There was no difference in cognitive outcomes between radiated and unirradiated patients (P > .4). However, the HD-MTX/CRT combination was associated with decreased intelligence quotient (IQ estimate, 9.3 points) for girls only (P < .08). A specific deficit in verbal coding and memory was documented for all patients (P < .0001).

CONCLUSION

We conclude the following: (1) 18 Gy CRT per se was not an independent toxic agent for cognitive outcome; (2) HD-MTX during induction was associated with IQ decline in girls, but only when it was followed by CRT; and (3) impairment of verbal memory and coding was a consistent finding that was independent of CRT, which implicates some component of chemotherapy, possibly prednisone, as a CNS toxin.

摘要

目的

我们评估了儿童急性淋巴细胞白血病(ALL)治疗后的认知后遗症。
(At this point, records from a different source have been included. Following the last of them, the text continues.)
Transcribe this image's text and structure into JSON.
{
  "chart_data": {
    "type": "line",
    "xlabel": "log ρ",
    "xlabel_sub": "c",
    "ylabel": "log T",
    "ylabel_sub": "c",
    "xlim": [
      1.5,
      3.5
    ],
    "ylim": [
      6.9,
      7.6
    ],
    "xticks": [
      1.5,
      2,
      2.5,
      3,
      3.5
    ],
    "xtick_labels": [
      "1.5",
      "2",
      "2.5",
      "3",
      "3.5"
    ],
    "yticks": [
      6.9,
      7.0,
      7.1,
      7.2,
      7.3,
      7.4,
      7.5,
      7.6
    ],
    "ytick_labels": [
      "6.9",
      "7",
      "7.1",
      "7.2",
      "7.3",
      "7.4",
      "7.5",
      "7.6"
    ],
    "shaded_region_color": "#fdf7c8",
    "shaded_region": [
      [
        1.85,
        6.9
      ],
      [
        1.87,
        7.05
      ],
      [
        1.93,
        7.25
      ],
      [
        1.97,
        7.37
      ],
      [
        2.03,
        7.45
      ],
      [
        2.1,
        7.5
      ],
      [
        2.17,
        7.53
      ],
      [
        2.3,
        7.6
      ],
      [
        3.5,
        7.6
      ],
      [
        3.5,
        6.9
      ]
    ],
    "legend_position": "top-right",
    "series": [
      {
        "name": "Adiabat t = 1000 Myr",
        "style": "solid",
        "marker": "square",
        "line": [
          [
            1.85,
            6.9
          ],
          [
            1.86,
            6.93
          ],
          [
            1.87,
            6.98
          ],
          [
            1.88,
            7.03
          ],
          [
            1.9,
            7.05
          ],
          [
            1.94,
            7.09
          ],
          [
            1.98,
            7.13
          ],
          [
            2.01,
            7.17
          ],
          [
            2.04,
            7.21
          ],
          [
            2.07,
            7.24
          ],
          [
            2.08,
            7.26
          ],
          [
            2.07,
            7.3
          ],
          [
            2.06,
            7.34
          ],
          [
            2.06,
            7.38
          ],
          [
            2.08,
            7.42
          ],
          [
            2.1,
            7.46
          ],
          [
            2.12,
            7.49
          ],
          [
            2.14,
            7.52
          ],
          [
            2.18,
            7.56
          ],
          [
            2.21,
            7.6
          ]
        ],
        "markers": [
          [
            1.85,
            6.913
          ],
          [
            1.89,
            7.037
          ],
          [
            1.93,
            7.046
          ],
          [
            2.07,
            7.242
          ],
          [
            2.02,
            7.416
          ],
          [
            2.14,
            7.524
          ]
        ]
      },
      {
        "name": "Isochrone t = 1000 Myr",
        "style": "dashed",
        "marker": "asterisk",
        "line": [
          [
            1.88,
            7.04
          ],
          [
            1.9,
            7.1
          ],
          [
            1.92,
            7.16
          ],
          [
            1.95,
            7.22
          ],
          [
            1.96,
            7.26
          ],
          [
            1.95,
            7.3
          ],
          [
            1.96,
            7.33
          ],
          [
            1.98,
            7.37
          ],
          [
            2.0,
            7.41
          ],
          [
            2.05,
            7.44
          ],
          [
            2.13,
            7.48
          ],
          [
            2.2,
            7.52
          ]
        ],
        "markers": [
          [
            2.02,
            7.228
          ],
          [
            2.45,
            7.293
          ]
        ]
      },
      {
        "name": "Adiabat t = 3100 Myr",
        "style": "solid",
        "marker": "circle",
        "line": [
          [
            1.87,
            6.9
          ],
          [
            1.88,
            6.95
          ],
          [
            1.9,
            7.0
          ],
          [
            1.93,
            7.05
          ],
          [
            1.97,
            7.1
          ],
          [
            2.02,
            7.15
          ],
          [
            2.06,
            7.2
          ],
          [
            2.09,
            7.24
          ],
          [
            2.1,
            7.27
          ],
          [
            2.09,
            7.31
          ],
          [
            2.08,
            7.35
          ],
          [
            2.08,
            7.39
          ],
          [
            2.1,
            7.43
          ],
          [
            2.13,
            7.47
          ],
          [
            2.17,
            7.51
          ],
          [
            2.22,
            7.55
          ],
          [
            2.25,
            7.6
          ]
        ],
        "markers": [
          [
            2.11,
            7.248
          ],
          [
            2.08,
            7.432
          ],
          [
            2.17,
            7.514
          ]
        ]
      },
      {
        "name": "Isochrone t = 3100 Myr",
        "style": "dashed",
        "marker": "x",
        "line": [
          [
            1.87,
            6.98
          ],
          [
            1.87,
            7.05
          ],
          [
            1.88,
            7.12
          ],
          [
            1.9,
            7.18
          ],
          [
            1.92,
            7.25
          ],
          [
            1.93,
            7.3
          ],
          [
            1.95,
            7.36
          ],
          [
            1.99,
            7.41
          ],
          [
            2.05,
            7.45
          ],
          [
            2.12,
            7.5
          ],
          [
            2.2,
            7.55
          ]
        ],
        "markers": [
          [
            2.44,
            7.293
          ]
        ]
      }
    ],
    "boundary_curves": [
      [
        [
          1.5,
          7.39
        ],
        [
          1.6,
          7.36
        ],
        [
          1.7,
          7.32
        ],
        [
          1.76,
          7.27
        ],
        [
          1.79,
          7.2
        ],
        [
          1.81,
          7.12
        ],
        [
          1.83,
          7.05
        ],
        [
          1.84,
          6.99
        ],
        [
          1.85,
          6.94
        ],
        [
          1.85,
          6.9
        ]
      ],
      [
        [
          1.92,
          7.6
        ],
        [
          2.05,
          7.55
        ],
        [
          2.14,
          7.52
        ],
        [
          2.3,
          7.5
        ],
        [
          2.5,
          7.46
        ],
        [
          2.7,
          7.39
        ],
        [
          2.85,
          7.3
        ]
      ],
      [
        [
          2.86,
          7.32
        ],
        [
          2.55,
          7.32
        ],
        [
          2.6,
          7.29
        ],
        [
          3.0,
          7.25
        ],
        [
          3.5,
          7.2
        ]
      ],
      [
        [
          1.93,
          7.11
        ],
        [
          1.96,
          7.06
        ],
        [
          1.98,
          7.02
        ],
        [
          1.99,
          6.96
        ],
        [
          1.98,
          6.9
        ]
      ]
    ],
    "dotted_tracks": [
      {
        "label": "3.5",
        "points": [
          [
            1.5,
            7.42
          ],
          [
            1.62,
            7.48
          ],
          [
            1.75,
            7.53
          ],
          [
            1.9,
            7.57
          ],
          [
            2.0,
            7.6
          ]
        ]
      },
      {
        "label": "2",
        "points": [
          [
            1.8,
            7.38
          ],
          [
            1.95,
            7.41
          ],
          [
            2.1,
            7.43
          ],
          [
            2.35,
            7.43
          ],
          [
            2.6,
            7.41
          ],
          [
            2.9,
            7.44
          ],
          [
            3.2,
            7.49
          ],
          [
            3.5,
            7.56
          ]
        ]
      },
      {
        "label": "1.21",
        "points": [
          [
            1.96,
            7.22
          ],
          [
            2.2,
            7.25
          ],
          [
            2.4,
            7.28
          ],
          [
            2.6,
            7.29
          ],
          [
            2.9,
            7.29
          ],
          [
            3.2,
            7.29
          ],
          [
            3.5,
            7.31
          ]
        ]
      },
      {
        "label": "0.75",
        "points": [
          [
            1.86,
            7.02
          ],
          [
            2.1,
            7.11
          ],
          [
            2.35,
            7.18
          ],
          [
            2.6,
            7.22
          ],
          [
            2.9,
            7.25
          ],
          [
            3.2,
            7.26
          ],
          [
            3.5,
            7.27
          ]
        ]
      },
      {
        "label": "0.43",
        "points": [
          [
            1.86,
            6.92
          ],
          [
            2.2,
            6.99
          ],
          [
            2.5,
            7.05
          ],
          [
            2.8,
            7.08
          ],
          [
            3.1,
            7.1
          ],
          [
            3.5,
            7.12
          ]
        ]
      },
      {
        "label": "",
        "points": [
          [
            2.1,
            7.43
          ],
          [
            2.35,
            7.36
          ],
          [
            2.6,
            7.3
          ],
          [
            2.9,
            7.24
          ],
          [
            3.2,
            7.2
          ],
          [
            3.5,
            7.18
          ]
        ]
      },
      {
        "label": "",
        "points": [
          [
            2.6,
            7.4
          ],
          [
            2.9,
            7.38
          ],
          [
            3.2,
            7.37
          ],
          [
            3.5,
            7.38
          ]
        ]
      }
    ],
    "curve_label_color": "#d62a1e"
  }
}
中枢神经系统治疗包括颅脑照射(CRT)或不进行放疗。在诱导缓解期间,儿童还被随机分为接受单次静脉注射大剂量甲氨蝶呤(HD-MTX)或常规剂量甲氨蝶呤(CD-MTX),所有患者均接受鞘内(IT)和全身维持化疗。

患者与方法

采用标准化认知和成绩测试对66例按照达纳-法伯癌症研究所87-01方案接受ALL治疗的患者进行评估。这些儿童在诊断时被分为标准风险(SR)组或高风险(HR)组,分别接受无颅脑照射或18 Gy的颅脑照射。所有患者在缓解诱导期被随机分配接受甲氨蝶呤治疗,分别为CD-MTX(40 mg/m²)或HD-MTX(4 g/m²)并进行亚叶酸钙解救。

结果

接受放疗和未接受放疗的患者在认知结果上没有差异(P > 0.4)。然而,HD-MTX/CRT联合治疗仅与女孩的智商降低有关(智商估计降低9.3分)(P < 0.08)。所有患者均存在言语编码和记忆方面的特定缺陷(P < 0.0001)。

结论

我们得出以下结论:(1)18 Gy的颅脑照射本身并非影响认知结果的独立毒性因素;(2)诱导缓解期使用HD-MTX与女孩智商下降有关,但仅在随后进行颅脑照射时出现;(3)言语记忆和编码受损是一个一致的发现,且与颅脑照射无关,这表明化疗的某些成分(可能是泼尼松)是一种中枢神经系统毒素。